I tell her about late nights hunched over screens in cheap apartments, about arguing over coffee that tasted like regret, about the first time someone looked at my work and didn’t just see utility, but intention. Cameron wasn’t a savior. He didn’t rescue me from anything. He just saw me. Treated me like an equal before I felt like one.
“He taught me to think in negative space,” I say. “What isn’t there matters as much as what is. Especially when people want you to stop looking.”
Hazel nods slowly. “Which is why this—Philly—feels right.”
“Exactly,” I say. “Cameron doesn’t vanish unless he’s boxed in. And Leyla? She doesn’t stop unless stopping is the point. I’m starting to think those journals were planted there to throw us off.”
We fall quiet again, the weight of it settling in but not crushing.
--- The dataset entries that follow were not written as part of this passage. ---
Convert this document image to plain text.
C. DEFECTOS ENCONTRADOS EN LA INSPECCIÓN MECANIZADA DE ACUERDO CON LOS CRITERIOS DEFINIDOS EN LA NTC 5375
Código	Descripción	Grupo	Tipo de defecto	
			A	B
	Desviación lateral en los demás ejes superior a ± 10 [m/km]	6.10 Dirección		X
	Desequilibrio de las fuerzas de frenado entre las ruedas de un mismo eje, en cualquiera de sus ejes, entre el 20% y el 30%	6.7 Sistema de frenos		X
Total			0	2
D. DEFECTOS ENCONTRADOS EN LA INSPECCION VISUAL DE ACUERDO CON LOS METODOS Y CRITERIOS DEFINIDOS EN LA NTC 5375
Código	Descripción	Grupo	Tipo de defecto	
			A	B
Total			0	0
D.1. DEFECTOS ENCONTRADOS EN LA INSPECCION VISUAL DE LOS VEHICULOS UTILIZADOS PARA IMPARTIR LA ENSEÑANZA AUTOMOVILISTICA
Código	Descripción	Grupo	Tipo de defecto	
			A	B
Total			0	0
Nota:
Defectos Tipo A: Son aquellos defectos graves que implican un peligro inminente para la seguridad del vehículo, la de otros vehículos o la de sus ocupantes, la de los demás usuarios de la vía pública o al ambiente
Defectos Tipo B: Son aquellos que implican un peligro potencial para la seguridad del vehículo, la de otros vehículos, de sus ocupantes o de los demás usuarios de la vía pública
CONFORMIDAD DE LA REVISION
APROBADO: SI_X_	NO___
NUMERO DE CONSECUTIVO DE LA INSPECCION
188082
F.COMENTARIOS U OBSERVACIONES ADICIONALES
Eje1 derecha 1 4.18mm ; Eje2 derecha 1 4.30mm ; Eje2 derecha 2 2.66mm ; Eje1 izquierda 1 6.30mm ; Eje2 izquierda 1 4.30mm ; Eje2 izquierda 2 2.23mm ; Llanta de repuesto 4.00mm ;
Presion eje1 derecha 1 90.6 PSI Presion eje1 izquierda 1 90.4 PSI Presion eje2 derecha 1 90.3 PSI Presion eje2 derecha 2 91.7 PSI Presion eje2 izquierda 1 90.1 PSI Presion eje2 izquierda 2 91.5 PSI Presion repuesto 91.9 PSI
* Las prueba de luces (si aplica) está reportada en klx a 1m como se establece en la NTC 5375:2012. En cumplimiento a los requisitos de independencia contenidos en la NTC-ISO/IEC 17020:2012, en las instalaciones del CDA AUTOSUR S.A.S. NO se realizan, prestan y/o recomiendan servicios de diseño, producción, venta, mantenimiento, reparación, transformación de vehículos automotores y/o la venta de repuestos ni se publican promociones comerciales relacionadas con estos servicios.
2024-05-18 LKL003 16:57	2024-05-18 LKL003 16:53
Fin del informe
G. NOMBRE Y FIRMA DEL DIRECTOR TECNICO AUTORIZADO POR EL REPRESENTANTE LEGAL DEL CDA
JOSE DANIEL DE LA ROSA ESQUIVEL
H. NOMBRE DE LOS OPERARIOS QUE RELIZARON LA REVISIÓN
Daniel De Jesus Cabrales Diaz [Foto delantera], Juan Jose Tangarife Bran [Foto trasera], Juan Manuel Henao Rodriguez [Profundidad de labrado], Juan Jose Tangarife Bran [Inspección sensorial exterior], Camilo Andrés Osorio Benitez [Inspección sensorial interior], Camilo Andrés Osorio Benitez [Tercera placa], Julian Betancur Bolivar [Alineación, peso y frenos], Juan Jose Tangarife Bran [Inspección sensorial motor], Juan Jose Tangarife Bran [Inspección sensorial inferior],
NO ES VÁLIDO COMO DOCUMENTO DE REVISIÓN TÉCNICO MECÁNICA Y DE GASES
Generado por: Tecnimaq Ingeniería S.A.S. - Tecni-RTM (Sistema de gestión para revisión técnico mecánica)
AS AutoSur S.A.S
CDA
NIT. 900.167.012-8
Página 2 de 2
Hazel leans back, her gaze forward now, her expression thoughtful but still bright around the edges.
“Thank you for telling me,” she says after a moment. “I know that wasn’t easy.”
I shrug. “Didn’t feel…impossible.”
She grins. “High praise.”
I laugh, shaking my head, and feel something shift inside me. Something old loosening its grip. The past doesn’t hurt less because I say it out loud, but it feels less like it owns me.
The city signs start to appear in the distance; blue, and white, and inevitable.
Philly is coming. So is the truth.
Hazel taps the dashboard. “Okay,” she says, rallying. “When we get there, we need food, coffee, and a plan that doesn’t involve you brooding in silence.”
“I don’tbrood,” I say again. She’s really trying to pull something out of me, and I know it’s not the smartest idea, but I gave her my whole life on a platter, and I feel like I finally did something right with this—this woman who I’m starting to realize isn’t just someone who I have no connection to. I’m starting to realize that she may just be it for me.
She arches a brow. “You just trauma-monologued. You’re allowed to brood a little.”